Wheeler se sentó en el sitio del conductor, mientras su amigo subía gateando por la roca hacia el monorraíl. Se abrió la puerta en la esclusa de aire del vehículo y un hombre se apeó por ella con cierta inestabilidad. Por sus movimientos, Wheeler adivinó de inmediato que nunca hasta entonces había estado en un sitio de baja gravedad.

Steffanson llevaba un grueso portafolios y una gran caja de madera que trataba con el mayor cuidado. Jamieson se ofreció a cargar con aquellos estorbos, pero el hombre se negó a separarse de ellos. Aparte de aquello, sólo llevaba una pequeña maleta de viaje, de la que Jamieson se hizo cargo sin que pusiera objeciones.
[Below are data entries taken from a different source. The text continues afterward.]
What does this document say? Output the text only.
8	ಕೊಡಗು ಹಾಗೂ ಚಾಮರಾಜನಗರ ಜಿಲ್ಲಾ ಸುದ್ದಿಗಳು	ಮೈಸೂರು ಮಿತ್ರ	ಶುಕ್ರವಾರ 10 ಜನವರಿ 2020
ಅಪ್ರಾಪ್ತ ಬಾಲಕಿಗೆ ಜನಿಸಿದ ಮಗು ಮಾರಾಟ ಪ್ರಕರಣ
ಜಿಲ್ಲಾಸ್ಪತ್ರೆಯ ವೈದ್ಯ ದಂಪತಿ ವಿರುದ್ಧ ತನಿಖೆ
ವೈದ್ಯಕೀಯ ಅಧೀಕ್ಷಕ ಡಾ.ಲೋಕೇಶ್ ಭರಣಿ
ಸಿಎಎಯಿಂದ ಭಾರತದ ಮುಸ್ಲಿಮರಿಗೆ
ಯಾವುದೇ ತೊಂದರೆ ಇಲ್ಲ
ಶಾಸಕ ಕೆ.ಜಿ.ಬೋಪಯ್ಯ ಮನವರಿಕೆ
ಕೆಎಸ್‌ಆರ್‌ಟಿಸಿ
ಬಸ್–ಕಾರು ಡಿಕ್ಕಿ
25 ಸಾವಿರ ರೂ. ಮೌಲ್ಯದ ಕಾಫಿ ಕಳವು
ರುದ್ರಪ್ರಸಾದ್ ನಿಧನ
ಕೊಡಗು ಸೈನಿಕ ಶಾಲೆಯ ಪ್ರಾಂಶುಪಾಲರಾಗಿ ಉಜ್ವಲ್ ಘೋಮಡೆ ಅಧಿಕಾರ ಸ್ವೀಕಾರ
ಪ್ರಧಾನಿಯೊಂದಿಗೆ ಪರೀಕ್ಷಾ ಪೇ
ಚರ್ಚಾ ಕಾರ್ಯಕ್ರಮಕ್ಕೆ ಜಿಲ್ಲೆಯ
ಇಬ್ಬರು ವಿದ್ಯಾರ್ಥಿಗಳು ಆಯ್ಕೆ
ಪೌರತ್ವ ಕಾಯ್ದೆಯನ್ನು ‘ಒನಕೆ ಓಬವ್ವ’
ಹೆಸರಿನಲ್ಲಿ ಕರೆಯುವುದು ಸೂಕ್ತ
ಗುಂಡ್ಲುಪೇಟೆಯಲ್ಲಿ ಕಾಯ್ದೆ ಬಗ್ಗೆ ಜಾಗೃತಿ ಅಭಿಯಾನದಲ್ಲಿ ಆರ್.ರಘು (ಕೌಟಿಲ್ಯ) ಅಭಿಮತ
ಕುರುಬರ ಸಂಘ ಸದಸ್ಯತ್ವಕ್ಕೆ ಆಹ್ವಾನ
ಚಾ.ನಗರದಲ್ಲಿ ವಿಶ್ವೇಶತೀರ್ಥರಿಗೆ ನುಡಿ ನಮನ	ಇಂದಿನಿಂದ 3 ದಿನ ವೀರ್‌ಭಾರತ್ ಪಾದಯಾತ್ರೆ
Las dos siluetas bajaron con dificultad la cuesta rocosa y Wheeler abrió la esclusa de aire para permitirles la entrada. Ya entregada su carga, el monoplaza giró hacía el sur y desapareció a toda velocidad por donde había venido. Al parecer, el conductor tenía mucha prisa por llegar a su casa. Wheeler nunca había visto circular aquellos vehículos a tanta velocidad y entrevió en aquello un síntoma de la tormenta que se estaba formando en aquel paisaje sereno y soleado. Sospechó que no sólo ellos tenían una cita en el Operativo Tor.

Y estaba en lo cierto. Allá lejos, en el espacio, a mucha altura sobre el plano donde giraban la Tierra y los planetas, el comandante de las fuerzas federales reunía su diminuta flota. Así como un halcón vuela en círculos sobre su presa antes de descender como una flecha hacia ella, así el comodoro Brennan, ex profesor de Ingeniería Eléctrica en la universidad de Hesperus, mantenía sus naves inmóviles sobre la Luna.

Esperaba una señal, confiando todavía en que no había de llegar.